第35回:社会において重要な役割を演じている各種鉄酸化物とその背景

「抄録」

 「鉄酸化物の種類」として、通常の酸化鉄のほかに、水酸化鉄、オキシ水酸化鉄等があり、地球上においてそれらは偏在している傾向がある。それとともに人間社会においてそれらは重要な役割を演じている。それらに関連して、鉄鉱石の資源、鉄鋼表面に形成する鉄錆、およびそれらの周辺の話題などについて紹介します。

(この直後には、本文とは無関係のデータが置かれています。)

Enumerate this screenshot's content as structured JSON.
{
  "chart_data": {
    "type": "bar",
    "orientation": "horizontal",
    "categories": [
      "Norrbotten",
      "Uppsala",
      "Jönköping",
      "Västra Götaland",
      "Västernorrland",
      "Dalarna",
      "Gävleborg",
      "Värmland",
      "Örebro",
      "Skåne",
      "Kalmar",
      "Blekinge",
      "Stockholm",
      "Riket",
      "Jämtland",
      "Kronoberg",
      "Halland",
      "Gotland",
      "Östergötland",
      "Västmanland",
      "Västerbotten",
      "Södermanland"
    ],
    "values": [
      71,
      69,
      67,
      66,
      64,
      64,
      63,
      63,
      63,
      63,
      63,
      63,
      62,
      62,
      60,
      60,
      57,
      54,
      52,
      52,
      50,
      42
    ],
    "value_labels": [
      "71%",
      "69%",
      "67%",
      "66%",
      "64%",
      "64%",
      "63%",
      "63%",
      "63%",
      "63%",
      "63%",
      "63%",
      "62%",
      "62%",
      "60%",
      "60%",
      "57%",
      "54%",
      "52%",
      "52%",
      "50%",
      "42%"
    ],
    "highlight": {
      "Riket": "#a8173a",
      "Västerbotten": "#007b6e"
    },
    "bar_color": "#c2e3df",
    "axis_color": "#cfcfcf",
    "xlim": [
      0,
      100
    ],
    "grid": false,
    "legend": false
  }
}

  鉄は人間社会にとって切っても切れないほど縁の深い物質ですが、空気中で酸化して錆びてしまうのが欠点とも言われます。酸化鉄には何種類もあり、空気中で安定な種類で表面が一旦覆われてしまえば、マンホールの蓋のように錆びにくい鋼材になるそうです。また鉄に燐が含まれていてもインドにあるデリーの鉄柱やフランスのエッフェル塔のように腐食に強いし、炭素を少し混ぜるとハガネのように堅くなりますが増やすと鋳物のように脆くはなりますが整形し易くなります。
 地球上には鉄鉱石としての埋蔵量は約2,300億トンとも言われ、ブラジル・アマゾンのカラジャス鉱山に埋まっている180億トンも大陸移動が始まる前に一緒に堆積し、酸素を嫌うシアノバクテリアが排出する酸素を何十億年も前から延々と吸いつつ南半球に辿り着いたわけです。この鉱山の1970年代からの開発と原料輸入に携わったのが当時は富士製鉄の鉱石部長で後に新日鉄社長になられた今井敬・現経団連名誉会長で、鈴木先生も大変尊敬されているご様子でした。
 宇宙にも鉄が豊富なことは隕石からもわかりますが探査機ローバーが火星で見つけた鉄は錆が薄いものの、以前に水が存在していたことを裏付ける成分も含まれていたとのことです。
 あと資源開発は環境汚染にも繋がりますが鉄は例えば、火山や温泉近くで濃度の高い猛毒のヒ素などと化合させて固形化処理する浄化技術に使われているとの話もありました。企業と大学で鉄の研究に専念された先生から多岐にわたる話題を熱く語って戴きました。